Layer 1: The BPF Verifier (Load-Time Safety)
Before any BPF scheduler runs a single instruction, the kernel's BPF verifier performs static analysis:
- Memory safety: All pointer accesses are bounds-checked. Buffer overflows are impossible.
- Termination: All loops must have provably bounded iterations. Infinite loops are rejected at load time.
- Type safety: BPF uses BTF (BPF Type Format) to verify that struct field accesses are correct for the running kernel version.
- Helper call validation: Only approved BPF helpers can be called from sched_ext callbacks (different callbacks have different allowed helper sets).
A BPF scheduler that passes the verifier cannot corrupt kernel memory. This is the first and strongest safety layer.
Layer 2: sysrq-S (Manual Override)
Any system administrator can press Alt+SysRq+S on the keyboard (or echo s > /proc/sysrq-trigger) to:
- Immediately disable the BPF scheduler
- Move all SCHED_EXT tasks back to CFS
- Unload the BPF program
This is the emergency escape hatch for cases where the BPF scheduler is causing the system to become unresponsive. The system recovers without a reboot.
Layer 3: The Watchdog (Automatic Detection)
A kernel timer fires every timeout_ms / 2 milliseconds (default: every 15 seconds). It scans all SCHED_EXT tasks and checks if any runnable task has not been scheduled for longer than timeout_ms (default: 30 seconds).

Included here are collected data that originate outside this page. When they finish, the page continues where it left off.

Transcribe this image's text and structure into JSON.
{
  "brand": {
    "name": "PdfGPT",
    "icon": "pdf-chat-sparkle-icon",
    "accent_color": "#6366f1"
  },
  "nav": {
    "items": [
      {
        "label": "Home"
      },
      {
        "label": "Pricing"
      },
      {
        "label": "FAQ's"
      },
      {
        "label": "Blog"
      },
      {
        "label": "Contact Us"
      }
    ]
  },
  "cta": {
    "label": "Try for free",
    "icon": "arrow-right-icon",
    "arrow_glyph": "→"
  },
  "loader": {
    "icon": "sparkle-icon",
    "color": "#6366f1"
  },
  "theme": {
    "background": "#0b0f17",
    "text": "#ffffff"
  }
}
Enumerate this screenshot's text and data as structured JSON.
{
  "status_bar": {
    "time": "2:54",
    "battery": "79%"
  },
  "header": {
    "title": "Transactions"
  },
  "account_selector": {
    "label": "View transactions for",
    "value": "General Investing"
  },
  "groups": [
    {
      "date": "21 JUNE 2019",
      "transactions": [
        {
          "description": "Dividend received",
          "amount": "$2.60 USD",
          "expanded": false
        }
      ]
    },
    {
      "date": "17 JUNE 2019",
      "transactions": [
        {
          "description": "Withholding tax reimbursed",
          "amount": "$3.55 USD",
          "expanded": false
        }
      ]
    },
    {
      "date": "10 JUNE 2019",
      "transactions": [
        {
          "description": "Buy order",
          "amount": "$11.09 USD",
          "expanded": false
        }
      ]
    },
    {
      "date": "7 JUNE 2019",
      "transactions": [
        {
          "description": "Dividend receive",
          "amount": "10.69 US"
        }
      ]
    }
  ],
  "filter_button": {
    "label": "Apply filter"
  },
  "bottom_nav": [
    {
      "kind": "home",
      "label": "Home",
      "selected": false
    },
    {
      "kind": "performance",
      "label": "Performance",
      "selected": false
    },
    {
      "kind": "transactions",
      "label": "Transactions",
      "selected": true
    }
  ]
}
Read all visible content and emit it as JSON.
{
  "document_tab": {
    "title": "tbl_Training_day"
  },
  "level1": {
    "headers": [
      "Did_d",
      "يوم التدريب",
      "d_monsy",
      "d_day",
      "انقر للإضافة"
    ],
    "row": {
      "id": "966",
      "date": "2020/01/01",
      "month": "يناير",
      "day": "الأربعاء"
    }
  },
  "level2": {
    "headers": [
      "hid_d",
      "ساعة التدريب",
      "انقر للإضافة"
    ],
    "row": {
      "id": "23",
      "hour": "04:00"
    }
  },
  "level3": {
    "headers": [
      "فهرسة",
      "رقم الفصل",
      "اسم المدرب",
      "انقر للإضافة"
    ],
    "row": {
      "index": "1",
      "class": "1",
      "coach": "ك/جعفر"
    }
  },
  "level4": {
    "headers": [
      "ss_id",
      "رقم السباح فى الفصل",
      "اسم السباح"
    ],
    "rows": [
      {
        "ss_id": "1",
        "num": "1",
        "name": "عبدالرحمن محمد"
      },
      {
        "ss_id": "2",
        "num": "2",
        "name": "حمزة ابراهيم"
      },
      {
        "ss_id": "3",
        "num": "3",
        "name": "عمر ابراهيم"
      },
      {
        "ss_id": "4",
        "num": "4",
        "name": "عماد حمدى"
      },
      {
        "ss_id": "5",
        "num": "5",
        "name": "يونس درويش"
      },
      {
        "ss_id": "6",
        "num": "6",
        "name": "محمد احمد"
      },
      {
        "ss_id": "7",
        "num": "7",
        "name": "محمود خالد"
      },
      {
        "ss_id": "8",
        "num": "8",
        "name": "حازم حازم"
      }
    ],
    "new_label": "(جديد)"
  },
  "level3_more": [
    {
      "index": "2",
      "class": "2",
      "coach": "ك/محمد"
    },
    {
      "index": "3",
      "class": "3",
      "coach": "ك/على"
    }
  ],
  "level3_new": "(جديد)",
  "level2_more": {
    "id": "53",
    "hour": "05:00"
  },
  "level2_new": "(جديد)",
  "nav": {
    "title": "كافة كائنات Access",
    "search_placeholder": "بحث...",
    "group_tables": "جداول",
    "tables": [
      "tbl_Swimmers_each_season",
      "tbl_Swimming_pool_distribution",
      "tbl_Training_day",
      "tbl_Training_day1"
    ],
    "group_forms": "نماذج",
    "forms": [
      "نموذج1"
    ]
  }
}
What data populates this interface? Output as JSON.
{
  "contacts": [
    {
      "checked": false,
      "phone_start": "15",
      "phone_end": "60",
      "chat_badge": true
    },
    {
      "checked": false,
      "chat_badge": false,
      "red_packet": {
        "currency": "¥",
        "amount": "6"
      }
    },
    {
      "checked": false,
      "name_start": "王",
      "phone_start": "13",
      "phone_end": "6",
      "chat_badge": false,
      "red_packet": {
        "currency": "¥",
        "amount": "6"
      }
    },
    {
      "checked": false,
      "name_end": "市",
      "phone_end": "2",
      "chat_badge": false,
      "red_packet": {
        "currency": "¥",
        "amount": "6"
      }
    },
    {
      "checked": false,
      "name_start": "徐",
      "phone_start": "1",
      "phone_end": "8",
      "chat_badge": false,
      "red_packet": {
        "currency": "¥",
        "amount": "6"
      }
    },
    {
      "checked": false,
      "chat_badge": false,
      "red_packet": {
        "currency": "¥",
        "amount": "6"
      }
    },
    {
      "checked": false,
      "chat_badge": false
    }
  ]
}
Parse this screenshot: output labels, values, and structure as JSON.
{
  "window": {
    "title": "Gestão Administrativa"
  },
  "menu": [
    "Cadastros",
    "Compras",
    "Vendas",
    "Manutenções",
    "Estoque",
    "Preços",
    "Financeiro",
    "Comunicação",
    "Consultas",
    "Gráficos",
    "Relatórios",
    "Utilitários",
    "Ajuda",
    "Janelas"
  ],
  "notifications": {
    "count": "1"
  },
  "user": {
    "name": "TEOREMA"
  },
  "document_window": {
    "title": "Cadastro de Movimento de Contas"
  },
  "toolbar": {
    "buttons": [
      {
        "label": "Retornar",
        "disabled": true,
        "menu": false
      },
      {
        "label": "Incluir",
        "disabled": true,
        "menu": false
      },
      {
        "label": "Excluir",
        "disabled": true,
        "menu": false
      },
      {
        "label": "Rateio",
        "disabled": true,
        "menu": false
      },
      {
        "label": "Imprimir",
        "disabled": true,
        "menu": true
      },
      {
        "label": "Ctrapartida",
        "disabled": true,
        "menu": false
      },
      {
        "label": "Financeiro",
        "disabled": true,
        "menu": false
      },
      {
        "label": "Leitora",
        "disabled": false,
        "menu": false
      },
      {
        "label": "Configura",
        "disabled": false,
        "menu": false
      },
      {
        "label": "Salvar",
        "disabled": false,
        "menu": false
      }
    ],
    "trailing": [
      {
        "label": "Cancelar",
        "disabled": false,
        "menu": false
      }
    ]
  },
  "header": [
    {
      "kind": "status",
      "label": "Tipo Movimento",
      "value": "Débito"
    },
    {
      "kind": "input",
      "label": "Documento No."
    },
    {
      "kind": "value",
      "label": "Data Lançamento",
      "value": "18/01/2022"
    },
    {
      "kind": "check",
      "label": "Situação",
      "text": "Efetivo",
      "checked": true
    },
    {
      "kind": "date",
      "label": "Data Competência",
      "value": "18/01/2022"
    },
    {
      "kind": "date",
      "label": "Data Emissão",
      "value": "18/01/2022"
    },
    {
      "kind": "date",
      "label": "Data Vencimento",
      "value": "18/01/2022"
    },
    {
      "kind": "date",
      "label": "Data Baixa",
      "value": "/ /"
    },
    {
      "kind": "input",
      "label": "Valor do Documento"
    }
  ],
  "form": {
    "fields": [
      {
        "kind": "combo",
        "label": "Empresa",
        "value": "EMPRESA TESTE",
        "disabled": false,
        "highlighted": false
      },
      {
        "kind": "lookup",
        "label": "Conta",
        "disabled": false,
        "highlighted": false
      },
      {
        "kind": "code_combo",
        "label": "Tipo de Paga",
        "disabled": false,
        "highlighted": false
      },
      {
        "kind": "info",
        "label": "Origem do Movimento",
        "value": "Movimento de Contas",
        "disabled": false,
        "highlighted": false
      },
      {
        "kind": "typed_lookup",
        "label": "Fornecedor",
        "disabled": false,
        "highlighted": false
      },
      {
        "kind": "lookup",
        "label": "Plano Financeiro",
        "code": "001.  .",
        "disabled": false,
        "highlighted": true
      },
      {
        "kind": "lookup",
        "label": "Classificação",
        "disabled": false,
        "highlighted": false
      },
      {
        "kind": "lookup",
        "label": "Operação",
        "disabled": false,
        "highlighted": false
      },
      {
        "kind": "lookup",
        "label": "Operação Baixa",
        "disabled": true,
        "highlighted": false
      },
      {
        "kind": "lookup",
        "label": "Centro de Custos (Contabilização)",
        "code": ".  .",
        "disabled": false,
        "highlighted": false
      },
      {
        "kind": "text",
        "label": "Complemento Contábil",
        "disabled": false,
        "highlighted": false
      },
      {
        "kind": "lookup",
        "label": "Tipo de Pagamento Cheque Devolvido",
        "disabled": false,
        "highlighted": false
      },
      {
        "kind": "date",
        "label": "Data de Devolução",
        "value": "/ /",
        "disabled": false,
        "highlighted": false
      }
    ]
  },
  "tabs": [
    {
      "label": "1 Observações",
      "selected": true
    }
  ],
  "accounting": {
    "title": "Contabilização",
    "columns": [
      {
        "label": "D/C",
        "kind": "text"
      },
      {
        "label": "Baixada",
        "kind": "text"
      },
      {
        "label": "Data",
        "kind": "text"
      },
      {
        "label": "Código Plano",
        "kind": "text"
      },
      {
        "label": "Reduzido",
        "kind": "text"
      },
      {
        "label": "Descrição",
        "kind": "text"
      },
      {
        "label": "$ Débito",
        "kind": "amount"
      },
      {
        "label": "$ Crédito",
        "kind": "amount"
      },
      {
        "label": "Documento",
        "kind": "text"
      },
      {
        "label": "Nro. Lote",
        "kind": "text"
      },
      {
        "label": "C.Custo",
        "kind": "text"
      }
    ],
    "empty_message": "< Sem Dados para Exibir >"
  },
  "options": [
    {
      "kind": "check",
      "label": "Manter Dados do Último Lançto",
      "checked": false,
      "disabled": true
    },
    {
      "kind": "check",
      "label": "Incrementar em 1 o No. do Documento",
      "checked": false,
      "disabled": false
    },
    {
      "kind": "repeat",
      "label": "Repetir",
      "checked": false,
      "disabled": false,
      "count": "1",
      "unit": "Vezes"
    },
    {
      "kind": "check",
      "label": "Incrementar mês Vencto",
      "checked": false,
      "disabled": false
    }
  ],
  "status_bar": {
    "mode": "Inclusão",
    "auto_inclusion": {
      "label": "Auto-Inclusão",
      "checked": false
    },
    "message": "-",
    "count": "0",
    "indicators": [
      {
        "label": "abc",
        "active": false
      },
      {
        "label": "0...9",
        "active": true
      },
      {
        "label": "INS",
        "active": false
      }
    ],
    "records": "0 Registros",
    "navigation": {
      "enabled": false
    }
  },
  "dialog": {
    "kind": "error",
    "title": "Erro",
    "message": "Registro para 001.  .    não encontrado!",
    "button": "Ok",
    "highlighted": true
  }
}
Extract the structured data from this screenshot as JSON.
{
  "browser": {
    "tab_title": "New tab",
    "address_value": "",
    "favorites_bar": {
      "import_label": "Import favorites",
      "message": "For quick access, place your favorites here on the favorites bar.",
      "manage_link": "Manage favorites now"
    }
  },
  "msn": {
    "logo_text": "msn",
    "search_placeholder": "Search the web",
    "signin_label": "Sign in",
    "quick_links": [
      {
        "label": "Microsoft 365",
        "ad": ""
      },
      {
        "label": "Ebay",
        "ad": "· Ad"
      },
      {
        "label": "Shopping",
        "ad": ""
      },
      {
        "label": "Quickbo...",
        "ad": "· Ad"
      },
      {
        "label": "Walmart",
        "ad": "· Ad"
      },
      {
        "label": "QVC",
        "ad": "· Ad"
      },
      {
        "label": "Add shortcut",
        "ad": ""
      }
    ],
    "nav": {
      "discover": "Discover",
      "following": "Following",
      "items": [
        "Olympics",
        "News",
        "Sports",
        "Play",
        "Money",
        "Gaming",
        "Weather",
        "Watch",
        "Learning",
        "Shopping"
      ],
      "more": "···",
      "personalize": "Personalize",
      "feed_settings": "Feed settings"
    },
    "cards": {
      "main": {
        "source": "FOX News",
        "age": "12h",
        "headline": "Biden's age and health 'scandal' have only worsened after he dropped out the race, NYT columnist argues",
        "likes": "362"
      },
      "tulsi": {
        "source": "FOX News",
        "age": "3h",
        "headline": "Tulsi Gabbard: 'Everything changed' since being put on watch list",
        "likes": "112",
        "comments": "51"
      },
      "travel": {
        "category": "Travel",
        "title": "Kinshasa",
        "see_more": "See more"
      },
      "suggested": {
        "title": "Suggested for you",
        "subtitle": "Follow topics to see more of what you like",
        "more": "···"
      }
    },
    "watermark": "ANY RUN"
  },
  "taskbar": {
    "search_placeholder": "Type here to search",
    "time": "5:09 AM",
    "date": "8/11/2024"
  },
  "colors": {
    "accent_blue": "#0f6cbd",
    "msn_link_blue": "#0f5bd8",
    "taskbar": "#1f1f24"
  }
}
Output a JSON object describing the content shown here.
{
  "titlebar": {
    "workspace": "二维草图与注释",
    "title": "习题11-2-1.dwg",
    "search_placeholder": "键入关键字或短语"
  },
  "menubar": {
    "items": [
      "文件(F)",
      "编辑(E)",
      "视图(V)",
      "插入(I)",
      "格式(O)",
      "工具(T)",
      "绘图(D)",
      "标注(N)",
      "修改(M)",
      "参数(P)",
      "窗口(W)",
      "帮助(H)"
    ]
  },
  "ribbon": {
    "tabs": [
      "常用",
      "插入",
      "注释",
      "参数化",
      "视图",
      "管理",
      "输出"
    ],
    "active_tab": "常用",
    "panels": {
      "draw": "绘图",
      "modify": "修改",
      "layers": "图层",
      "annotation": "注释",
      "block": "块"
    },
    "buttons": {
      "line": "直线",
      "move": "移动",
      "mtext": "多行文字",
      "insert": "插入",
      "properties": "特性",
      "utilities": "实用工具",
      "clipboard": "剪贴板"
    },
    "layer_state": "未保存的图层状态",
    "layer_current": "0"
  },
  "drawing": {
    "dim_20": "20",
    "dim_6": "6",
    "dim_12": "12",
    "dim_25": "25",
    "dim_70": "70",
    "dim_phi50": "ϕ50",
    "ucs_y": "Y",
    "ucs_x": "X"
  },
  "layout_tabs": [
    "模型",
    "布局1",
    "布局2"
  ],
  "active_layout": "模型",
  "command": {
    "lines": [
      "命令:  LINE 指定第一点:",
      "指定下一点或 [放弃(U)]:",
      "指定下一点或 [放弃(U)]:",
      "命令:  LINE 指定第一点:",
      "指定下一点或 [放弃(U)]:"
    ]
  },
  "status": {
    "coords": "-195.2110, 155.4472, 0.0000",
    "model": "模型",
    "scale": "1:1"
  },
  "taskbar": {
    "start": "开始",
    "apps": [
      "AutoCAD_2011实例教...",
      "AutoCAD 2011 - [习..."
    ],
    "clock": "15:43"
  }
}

If the watchdog finds a starved task, it calls scx_ops_error() with a message like:
sched_ext: "my_scheduler" failed: watchdog detected task stuck for 30001ms
This triggers the same disable path as sysrq-S.
The watchdog catches the most common BPF scheduler bug: a ops.dispatch() implementation that fails to consume tasks from a custom DSQ, leaving tasks stuck in limbo indefinitely.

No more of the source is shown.